Os vizinhos chamaram a Polícia Militar diante da situação. Tomado o menor e encaminhado ao Conselho Tutelar responsável, iniciou-se a apuração dos fatos. Perguntada sobre o motivo, a avó rapidamente justificou que a criança não obedecia os seus pedidos.
Os fatos ocorreram em uma pequena cidade do interior do Estado do Tocantins e surpreende pela falta de informação e a possibilidade de punição de pais e responsáveis que insistem em métodos antiquados de educar.
Segundo o Estatuto da Criança e do Adolescente, em seu Art. 4 – É dever da família, da comunidade, da sociedade em geral e do poder público assegurar, com absoluta prioridade, a efetivação dos direitos referentes à vida, à saúde, à alimentação, à educação, ao esporte, ao lazer, à profissionalização, à cultura, à dignidade, ao respeito, à liberdade e à convivência familiar e comunitária. Caso a família não seja um local seguro para a criança, o Estado precisa intervir.
A criança e o adolescente devem ser educados de forma a atingir o seu crescimento como pessoa e, segundo o estatuto, em seu Art. 18-A, os castigos físicos, cruéis e degradantes são proibidos, assim define a lei:
Art. 18-A. A criança e o adolescente têm o direito de ser educados e cuidados sem o uso de castigo físico ou de tratamento cruel ou degradante, como formas de correção, disciplina, educação ou qualquer outro pretexto, pelos pais, pelos integrantes da família ampliada, pelos responsáveis, pelos agentes públicos executores de medidas socioeducativas ou por qualquer pessoa encarregada de cuidar deles, tratá-los, educá-los ou protegê-los.
Parágrafo único. Para os fins desta Lei, considera-se:
I – castigo físico: ação de natureza disciplinar ou punitiva aplicada com o uso da força física sobre a criança ou o adolescente que resulte em: (Incluído pela Lei nº 13.010, de 2014)
- a) sofrimento físico; ou
- b) lesão;
II – tratamento cruel ou degradante: conduta ou forma cruel de tratamento em relação à criança ou ao adolescente que:
- a) humilhe; ou
- b) ameace gravemente; ou
- c) ridicularize.
Não existe justificativa para amarrar uma criança para fazê-la obedecer, Tal atitude é proibida por lei e punível, com as previsões do Art. 18~B do mesmo Estatuto.
Art. 18-B. Os pais, os integrantes da família ampliada, os responsáveis, os agentes públicos executores de medidas socioeducativas ou qualquer pessoa encarregada de cuidar de crianças e de adolescentes, tratá-los, educá-los ou protegê-los que utilizarem castigo físico ou tratamento cruel ou degradante como formas de correção, disciplina, educação ou qualquer outro pretexto estarão sujeitos, sem prejuízo de outras sanções cabíveis, às seguintes medidas, que serão aplicadas de acordo com a gravidade do caso:
I – encaminhamento a programa oficial ou comunitário de proteção à família;
II – encaminhamento a tratamento psicológico ou psiquiátrico;
III – encaminhamento a cursos ou programas de orientação;
IV – obrigação de encaminhar a criança a tratamento especializado;
V – advertência.
Parágrafo único.
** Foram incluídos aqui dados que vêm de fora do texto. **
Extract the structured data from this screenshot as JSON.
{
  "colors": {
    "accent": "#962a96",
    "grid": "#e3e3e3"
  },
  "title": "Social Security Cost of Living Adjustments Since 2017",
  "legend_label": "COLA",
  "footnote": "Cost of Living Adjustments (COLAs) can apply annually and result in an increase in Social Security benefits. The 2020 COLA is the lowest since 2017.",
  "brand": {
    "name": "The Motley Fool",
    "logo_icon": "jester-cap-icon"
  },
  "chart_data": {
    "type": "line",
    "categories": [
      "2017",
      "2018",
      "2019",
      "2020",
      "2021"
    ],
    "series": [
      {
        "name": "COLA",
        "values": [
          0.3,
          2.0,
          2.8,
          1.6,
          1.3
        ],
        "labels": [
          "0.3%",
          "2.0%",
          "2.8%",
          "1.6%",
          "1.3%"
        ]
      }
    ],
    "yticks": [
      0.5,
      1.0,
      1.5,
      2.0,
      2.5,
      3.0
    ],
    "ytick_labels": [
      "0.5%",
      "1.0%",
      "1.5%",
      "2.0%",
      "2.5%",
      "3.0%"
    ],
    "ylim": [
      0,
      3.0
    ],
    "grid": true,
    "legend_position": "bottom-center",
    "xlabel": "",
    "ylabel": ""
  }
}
As medidas previstas neste artigo serão aplicadas pelo Conselho Tutelar, sem prejuízo de outras providências legais.
Além das previsões do Estatuto da Criança e do Adolescente, o Código Penal, em seu Art. 136 prevê o crime de maus tratos, cuja pena pode chegar a 4 anos de reclusão conforme redação abaixo.
Art. 136 – Expor a perigo a vida ou a saúde de pessoa sob sua autoridade, guarda ou vigilância, para fim de educação, ensino, tratamento ou custódia, quer privando-a de alimentação ou cuidados indispensáveis, quer sujeitando-a a trabalho excessivo ou inadequado, quer abusando de meios de correção ou disciplina:
Pena – detenção, de dois meses a um ano, ou multa.
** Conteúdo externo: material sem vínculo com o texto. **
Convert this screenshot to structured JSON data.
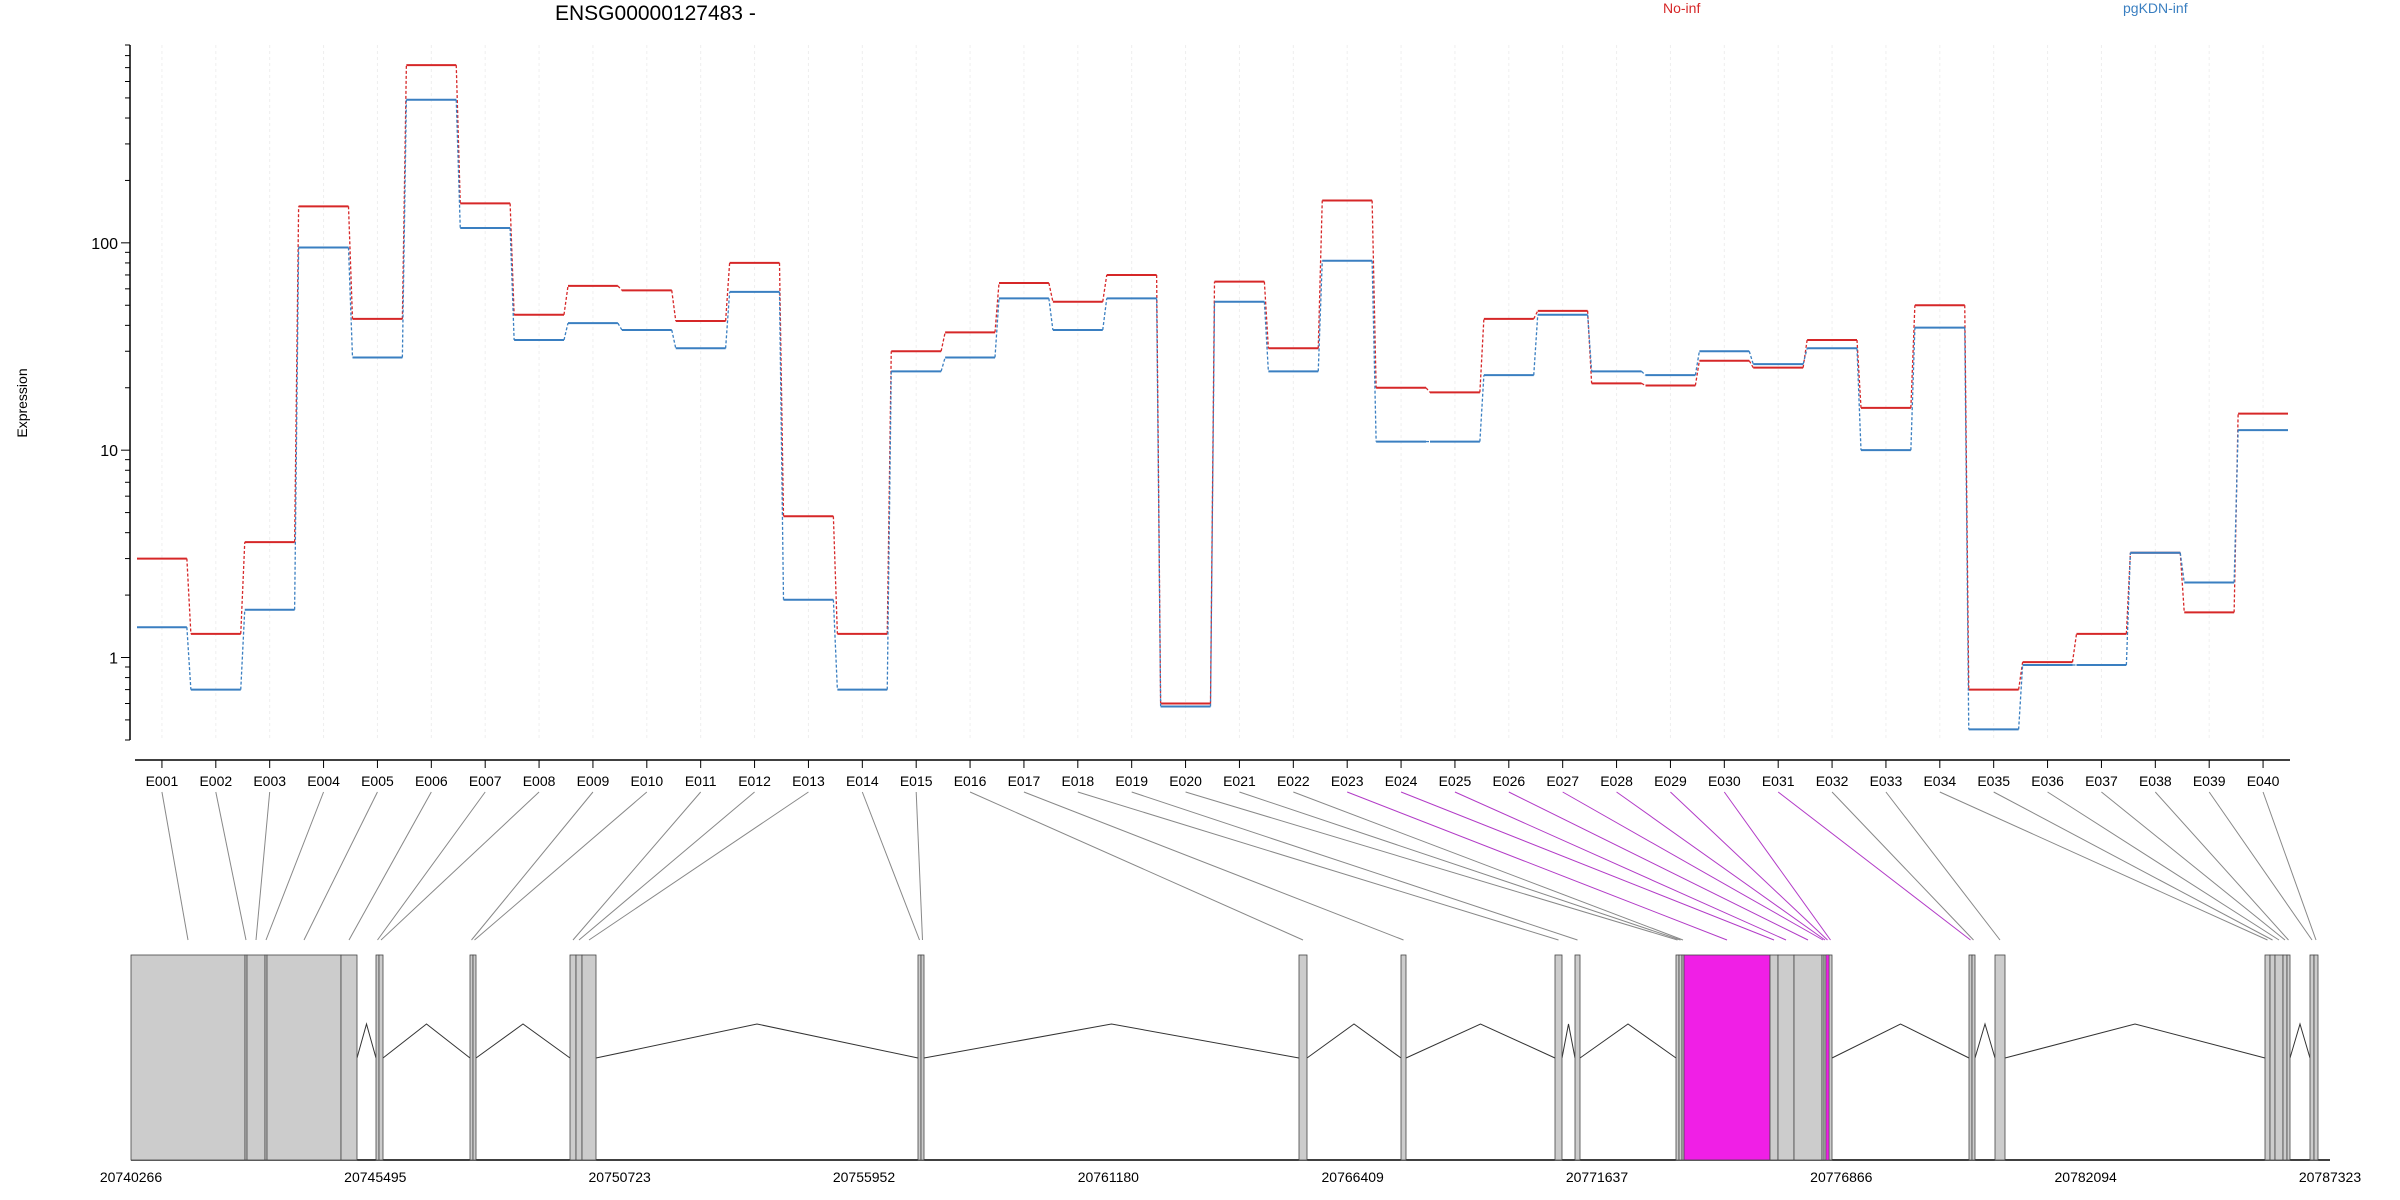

- 1º – Se do fato resulta lesão corporal de natureza grave:
Pena – reclusão, de um a quatro anos.
A avó, muito provavelmente, não tinha a intenção de machucar o seu neto, num primeiro momento, já que não tinha conhecimento dos detalhes dos fatos. Apesar de tentar educar, a forma que estava usando é proibida pela lei. Assim, o caminho para evitar situações parecidas como a reportada seria a informação. Numa cidade pequena, no interior, as pessoas não têm acesso às informações sobre a legislação e as melhores formas de educar e caberia o destino de políticas públicas para informar, desse modo, além de evitar danos físicos aos menores, evitar-se-ia mais problemas às famílias de ordem criminal.